Ginger did extensive research (as she always does) on bonding clay together. You will find her in-depth article here: Bonding Polymer Clay to Itself - Testing Bakeable Bonds - The Blue Bottle Tree
Use any liquid clay to enhance the bond of raw to raw polymer clay, especially when using Premo, Souffle, or Kato. When bonding baked Kato to itself, use Loctite Control Gel.
Here's another article: What's the Best Glue for Polymer Clay? - The Blue Bottle Tree
What’s the Best Glue for Polymer Clay?
- To bond uncured polymer clay to another piece, it’s best to use liquid clay or other bakeable glue such as Kato Poly Paste or Sculpey Bake and Bond.
- To bond two pieces of cured polymer clay that will not be baked again, use a flexible superglue such as Loctite Gel Control, Zap-a-Gap, or Gorilla Glue GEL Superglue.

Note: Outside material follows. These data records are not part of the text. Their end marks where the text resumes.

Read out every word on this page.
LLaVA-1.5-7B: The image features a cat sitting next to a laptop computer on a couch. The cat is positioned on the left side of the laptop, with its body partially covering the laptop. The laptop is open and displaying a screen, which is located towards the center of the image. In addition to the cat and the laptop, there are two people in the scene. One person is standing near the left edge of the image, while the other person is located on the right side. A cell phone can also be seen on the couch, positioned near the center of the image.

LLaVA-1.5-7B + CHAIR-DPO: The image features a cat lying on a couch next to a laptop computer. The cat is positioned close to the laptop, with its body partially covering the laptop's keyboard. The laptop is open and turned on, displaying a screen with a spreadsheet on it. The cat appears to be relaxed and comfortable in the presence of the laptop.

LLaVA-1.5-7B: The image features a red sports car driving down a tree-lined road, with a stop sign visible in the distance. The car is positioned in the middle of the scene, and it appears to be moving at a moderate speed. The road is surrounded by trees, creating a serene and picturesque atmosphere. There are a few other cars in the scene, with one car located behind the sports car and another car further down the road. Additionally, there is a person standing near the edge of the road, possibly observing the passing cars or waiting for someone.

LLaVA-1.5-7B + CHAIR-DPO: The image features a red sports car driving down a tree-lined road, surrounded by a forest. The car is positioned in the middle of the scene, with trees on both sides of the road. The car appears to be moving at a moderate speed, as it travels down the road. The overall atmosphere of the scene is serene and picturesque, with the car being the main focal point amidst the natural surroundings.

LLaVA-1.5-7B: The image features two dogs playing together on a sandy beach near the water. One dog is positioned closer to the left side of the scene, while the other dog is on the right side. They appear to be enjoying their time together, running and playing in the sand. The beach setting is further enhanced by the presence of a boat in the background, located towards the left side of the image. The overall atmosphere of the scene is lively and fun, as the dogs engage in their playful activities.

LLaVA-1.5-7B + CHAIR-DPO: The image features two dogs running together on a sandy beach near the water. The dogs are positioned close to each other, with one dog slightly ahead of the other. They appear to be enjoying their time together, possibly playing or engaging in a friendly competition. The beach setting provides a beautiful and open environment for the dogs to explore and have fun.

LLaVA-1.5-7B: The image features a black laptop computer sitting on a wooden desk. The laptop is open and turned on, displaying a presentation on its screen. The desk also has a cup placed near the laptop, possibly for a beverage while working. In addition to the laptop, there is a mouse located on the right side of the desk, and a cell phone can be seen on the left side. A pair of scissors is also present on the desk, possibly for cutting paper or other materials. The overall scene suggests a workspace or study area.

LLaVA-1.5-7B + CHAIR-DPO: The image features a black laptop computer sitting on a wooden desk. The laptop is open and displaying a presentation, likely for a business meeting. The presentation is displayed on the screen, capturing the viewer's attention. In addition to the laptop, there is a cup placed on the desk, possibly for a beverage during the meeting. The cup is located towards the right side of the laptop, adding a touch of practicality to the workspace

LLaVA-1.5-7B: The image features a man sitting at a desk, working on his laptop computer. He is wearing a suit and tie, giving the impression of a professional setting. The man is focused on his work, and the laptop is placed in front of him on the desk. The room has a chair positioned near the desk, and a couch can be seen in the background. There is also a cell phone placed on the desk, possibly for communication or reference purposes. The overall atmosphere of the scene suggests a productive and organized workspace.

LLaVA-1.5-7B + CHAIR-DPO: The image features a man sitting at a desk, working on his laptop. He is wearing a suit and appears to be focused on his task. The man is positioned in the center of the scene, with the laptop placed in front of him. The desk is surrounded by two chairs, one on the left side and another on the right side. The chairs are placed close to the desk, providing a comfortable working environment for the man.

- 2-part epoxy is another good glue for use with polymer clay. It can become brittle with age and pop off.
- To bond metal to polymer clay, it’s best to bake the metal into the clay. Glue will not be reliable for this bond over time.
- E6000 is highly recommended by others, but it often does not properly set on polymer clay or becomes brittle with age. I think there are better alternatives.
- To bond polymer clay to wood, paper, or fabric, use a strong white or PVA glue such as Weldbond.
- There is no perfect glue for all uses. Polymer clay is plastic and can be flexible, making a durable bond challenging.